Schaeffler was born in Kaufbeuren Bavaria on 13 December 1915. Working in the mountains as a shepherd, he was a competitive skier by the age of 8. In 1932, at age 17, he was the winner of Bavarian Alpine Championships. Schaeffler was named to the 1936 German Olympic team, but broke both legs before the Garmisch-Partenkirchen Games, and was unable to compete.

When World War II broke out in 1939, Schaeffler was drafted into the German Army as a "political unsafe," and eventually ended up on the Russian Front. Captured and tortured by the Soviets, he escaped and returned to Austria, where he joined the anti-Nazi resistance forces working in the Austrian Alps. Following WWII, Schaeffler started training the United States Army Europe, and in this role taught George Patton and other high-ranking U.S. military personnel how to ski and rock climb. This, and his romance with American Betty Durnford, his future wife of 14 years, was his ticket to U.S. emigration, and he moved with Betty to the U.S. in the spring of 1948.

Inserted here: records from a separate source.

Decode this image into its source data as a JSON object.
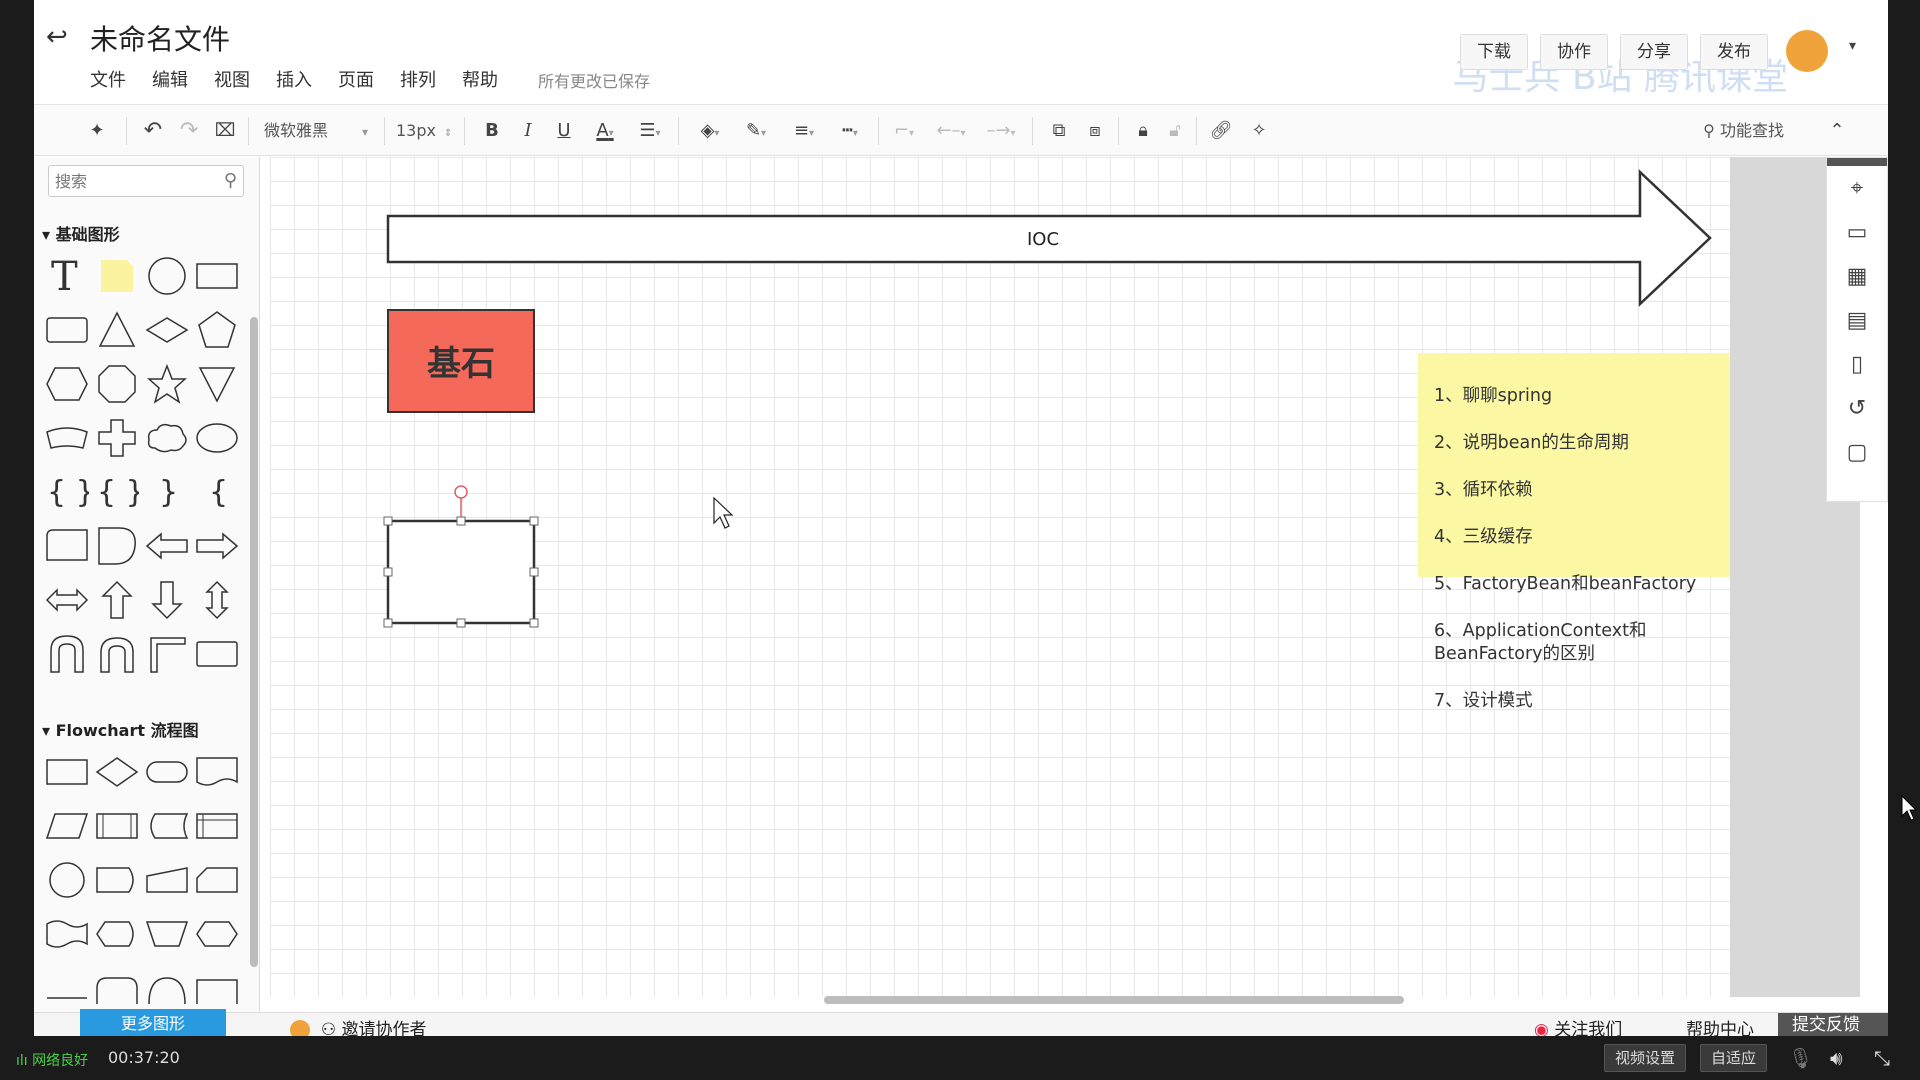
{
  "title": "未命名文件",
  "menu": [
    "文件",
    "编辑",
    "视图",
    "插入",
    "页面",
    "排列",
    "帮助"
  ],
  "save_status": "所有更改已保存",
  "top_buttons": {
    "download": "下载",
    "collaborate": "协作",
    "share": "分享",
    "publish": "发布"
  },
  "watermark": "马士兵 B站 腾讯课堂",
  "toolbar": {
    "font": "微软雅黑",
    "size": "13px",
    "bold": "B",
    "italic": "I",
    "underline": "U",
    "font_color": "A",
    "find": "功能查找"
  },
  "left_panel": {
    "search_placeholder": "搜索",
    "section_basic": "基础图形",
    "section_flowchart": "Flowchart 流程图",
    "more_shapes": "更多图形"
  },
  "diagram": {
    "arrow_label": "IOC",
    "box_label": "基石",
    "box_color": "#f5695a",
    "note_color": "#fbf7a2",
    "note_lines": [
      "1、聊聊spring",
      "2、说明bean的生命周期",
      "3、循环依赖",
      "4、三级缓存",
      "5、FactoryBean和beanFactory",
      "6、ApplicationContext和\nBeanFactory的区别",
      "7、设计模式"
    ]
  },
  "bottom_bar": {
    "invite": "邀请协作者",
    "follow": "关注我们",
    "help": "帮助中心",
    "feedback": "提交反馈"
  },
  "video_footer": {
    "network": "网络良好",
    "time": "00:37:20",
    "settings": "视频设置",
    "adaptive": "自适应"
  },
  "colors": {
    "accent": "#2a9ae0",
    "feedback_bg": "#555555"
  }
}
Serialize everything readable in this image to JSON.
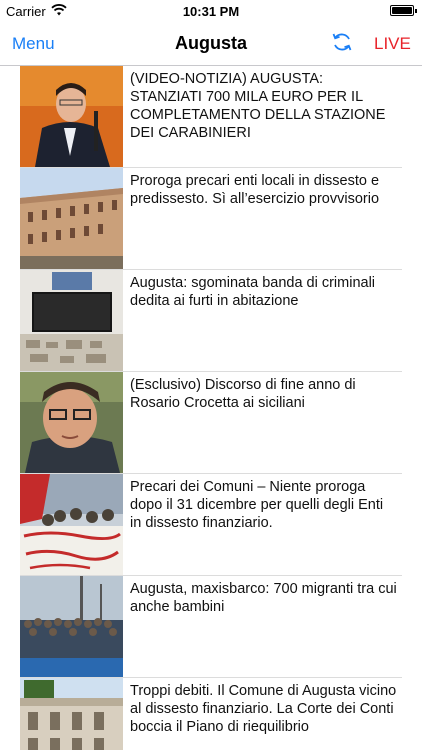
{
  "status_bar": {
    "carrier": "Carrier",
    "time": "10:31 PM"
  },
  "nav": {
    "menu_label": "Menu",
    "title": "Augusta",
    "live_label": "LIVE",
    "refresh_icon": "refresh-icon"
  },
  "colors": {
    "accent_blue": "#1a7ff6",
    "live_red": "#e8232a"
  },
  "news": [
    {
      "headline": "(VIDEO-NOTIZIA) AUGUSTA: STANZIATI 700 MILA EURO PER IL COMPLETAMENTO DELLA STAZIONE DEI CARABINIERI"
    },
    {
      "headline": "Proroga precari enti locali in dissesto e predissesto. Sì all’esercizio provvisorio"
    },
    {
      "headline": "Augusta: sgominata banda di criminali dedita ai furti in abitazione"
    },
    {
      "headline": "(Esclusivo) Discorso di fine anno di Rosario Crocetta ai siciliani"
    },
    {
      "headline": "Precari dei Comuni – Niente proroga dopo il 31 dicembre per quelli degli Enti in dissesto finanziario."
    },
    {
      "headline": "Augusta, maxisbarco: 700 migranti tra cui anche bambini"
    },
    {
      "headline": "Troppi debiti. Il Comune di Augusta vicino al dissesto finanziario. La Corte dei Conti boccia il Piano di riequilibrio"
    }
  ]
}
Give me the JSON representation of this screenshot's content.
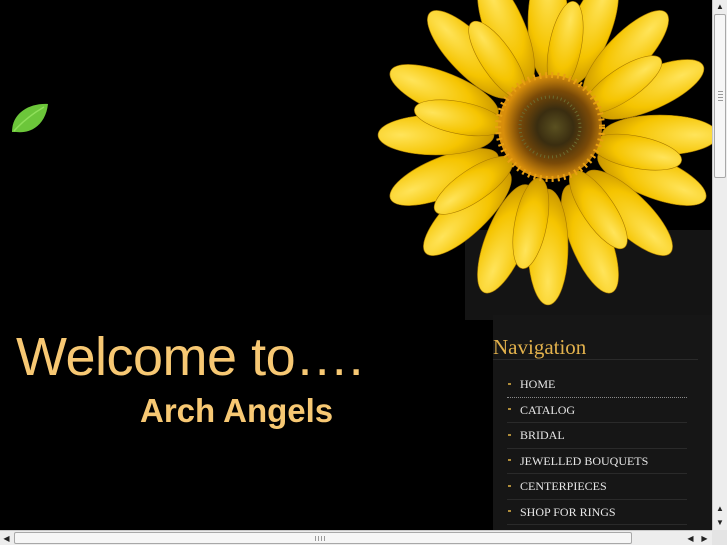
{
  "welcome_text": "Welcome to….",
  "brand_name": "Arch Angels",
  "navigation": {
    "title": "Navigation",
    "items": [
      {
        "label": "HOME"
      },
      {
        "label": "CATALOG"
      },
      {
        "label": "BRIDAL"
      },
      {
        "label": "JEWELLED BOUQUETS"
      },
      {
        "label": "CENTERPIECES"
      },
      {
        "label": "SHOP FOR RINGS"
      }
    ]
  },
  "icons": {
    "logo": "leaf-icon",
    "hero": "sunflower-image",
    "scroll_up": "arrow-up-icon",
    "scroll_down": "arrow-down-icon",
    "scroll_left": "arrow-left-icon",
    "scroll_right": "arrow-right-icon"
  },
  "colors": {
    "background": "#000000",
    "heading": "#f7c873",
    "nav_title": "#e2b14c",
    "nav_text": "#e8e8e8",
    "leaf": "#6cc63a",
    "petal": "#f5c400"
  }
}
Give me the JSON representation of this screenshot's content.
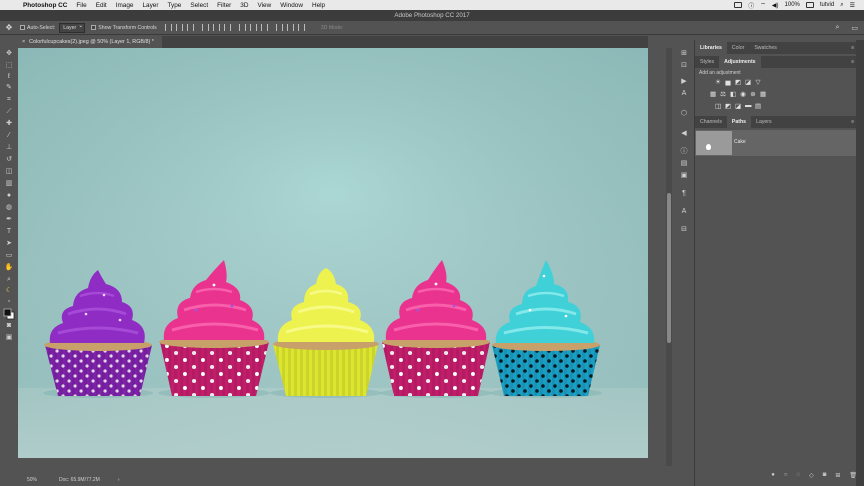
{
  "menubar": {
    "app_name": "Photoshop CC",
    "items": [
      "File",
      "Edit",
      "Image",
      "Layer",
      "Type",
      "Select",
      "Filter",
      "3D",
      "View",
      "Window",
      "Help"
    ],
    "battery": "100%",
    "username": "tutvid"
  },
  "window": {
    "title": "Adobe Photoshop CC 2017"
  },
  "options_bar": {
    "auto_select_label": "Auto-Select:",
    "auto_select_value": "Layer",
    "show_transform_label": "Show Transform Controls",
    "mode_3d_label": "3D Mode:"
  },
  "document": {
    "tab_title": "Colorfulcupcakes(2).jpeg @ 50% (Layer 1, RGB/8) *"
  },
  "status": {
    "zoom": "50%",
    "doc_info": "Doc: 65.9M/77.2M"
  },
  "panels": {
    "top_tabs": [
      "Libraries",
      "Color",
      "Swatches"
    ],
    "mid_tabs": [
      "Styles",
      "Adjustments"
    ],
    "adjustments_label": "Add an adjustment",
    "paths_tabs": [
      "Channels",
      "Paths",
      "Layers"
    ],
    "path_name": "Cake"
  },
  "colors": {
    "accent_purple": "#8a2fc0",
    "accent_pink": "#e0368f",
    "accent_yellow": "#e6ec3a",
    "accent_teal": "#3fcad4",
    "background": "#a9d6d4"
  }
}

In June 1948, Schaeffler wrote to Larry Jump, who was setting up the Arapahoe Basin ski resort in Colorado, looking for work as a ski instructor. Jump hired Schaeffler, who moved to Colorado that year and introduced the alpine skiing technique known as "short-swing". Short-swing remained the standard beginner training technique across North America for decades. Nearly a decade later, the national sports magazine, Sports Illustrated, would feature Schaeffler and parts of this new technique in two issues, on a 1957 cover story.